One of the key findings by Lynch et al. (2017) is that interacting elements of FliFC and FliGN form a structural domain that aligns well with the FliG middle (FliGM) and C-terminal (FliGC) domains. This finding led the authors to propose that FliFC: FliGN and FliGM originated from a common ancestral domain by duplication. Several lines of genomic evidence seem to support the authors’ idea that two proteins FliF and FliG, are tightly linked together to ensure the MS ring/switch complex interaction, while preventing FliGN interaction with FliM, which is reserved exclusively for FliGM. First, relatedness of FliGN and FliGM is confirmed by the leading domain database Pfam, which places both domains along with FliGC in the same superfamily (Pfam clan FliG, accession number CL0436) solely on the basis of sequence similarity. Second, analysis of hundreds of bacterial genomes shows that fliF and fliG genes are not only always encoded together, but also the exact orientation of these genes, fliF>fliG, is preserved in bacteria from different phyla (Fig. 1). The end of fliF is usually separated from the start of fliG by only a few base pairs and in some instances they overlap. This tight coupling favors the Lynch et al. (2017) hypothesis about the origin of FliFC-FliGN interaction. The uniqueness of fliG/fliG genomic conservation is contrasted by the fact that that gene order for the majority of other flagellar genes is not conserved: the order and organization of many flagellar genes have undergone extensive shuffling and rearrangements among bacterial lineages (Liu and Ochman, 2017). Third, the region where FliFC terminates and FliGN begins coincides with the FliM-binding motif of FliGM (Paul et al., 2011). Separating the ancestral FliGN domain derived from FliGM duplication into two (FliFC and the modern FliGN) at what would be the FliM interaction site prevented incorrect binding of FliGN to FliM during MS/C-ring assembly. Finally, domain duplication and shuffling leading to the current FliF:FliG organization proposed by Lynch et al (2017) is in agreement with the evolutionary scenario proposed by Liu and Ochman (2007), where the core components of the bacterial flagellum originated through the successive duplication of a few genes.

Figure 1.

Figure 1

Taxonomic distribution and gene order of fliF and fliG. The distribution of fliF and fliG shown on a taxonomic species tree was generated using the Aquerium tool (http://aquerium.utk.edu/) and the gene order was retrieved from the MiST database (http://mistdb.com/). Background color of the sunburst tree indicates species of Bacteria (light blue), Archaea (light yellow) and Eukaryota (light green).

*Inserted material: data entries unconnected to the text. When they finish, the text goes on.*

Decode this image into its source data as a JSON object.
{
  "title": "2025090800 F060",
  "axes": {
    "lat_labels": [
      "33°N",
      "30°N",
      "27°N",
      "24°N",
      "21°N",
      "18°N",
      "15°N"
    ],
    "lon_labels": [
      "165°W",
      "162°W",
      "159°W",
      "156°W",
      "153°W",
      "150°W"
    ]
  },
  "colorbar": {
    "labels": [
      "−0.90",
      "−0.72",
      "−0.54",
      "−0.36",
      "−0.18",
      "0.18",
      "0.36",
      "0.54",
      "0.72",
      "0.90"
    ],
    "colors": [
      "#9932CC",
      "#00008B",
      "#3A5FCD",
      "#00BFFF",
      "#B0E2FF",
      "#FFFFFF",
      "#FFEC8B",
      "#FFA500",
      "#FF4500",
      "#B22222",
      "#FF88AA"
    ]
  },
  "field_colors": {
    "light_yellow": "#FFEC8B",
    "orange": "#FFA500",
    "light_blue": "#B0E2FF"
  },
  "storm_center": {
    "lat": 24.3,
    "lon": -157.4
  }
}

Interestingly, in addition to FliGN, FliGM, and FliGC, the FliG superfamily has yet another member, a protein domain termed MgtE_N. Similarly to FliG domains, MgtE_N is a part of a protein complex, the MgtE transporter, and it is also found in a similar cellular location – at the interface of the inner membrane and the cytoplasm, where it interacts with two other domains of the transporter. Relatedness of MgtE_N to FliG domains is confirmed both by structure (Hattori et al., 2007) and sequence similarity (the same Pfam clan) indicating their likely common ancestry. This, in turn, is in line with the current view that bacterial flagella originated from simpler secretion systems and other types of transporters (Pallen and Matzke, 2006).

In conclusion, the study by Lynch et al. (2017) provides important new details on the assembly and function of the bacterial flagellar motor and contributes to our understanding of its evolution.

Acknowledgments

The work in my laboratory is supported by NIH grants R01GM072285 and R01DE024463.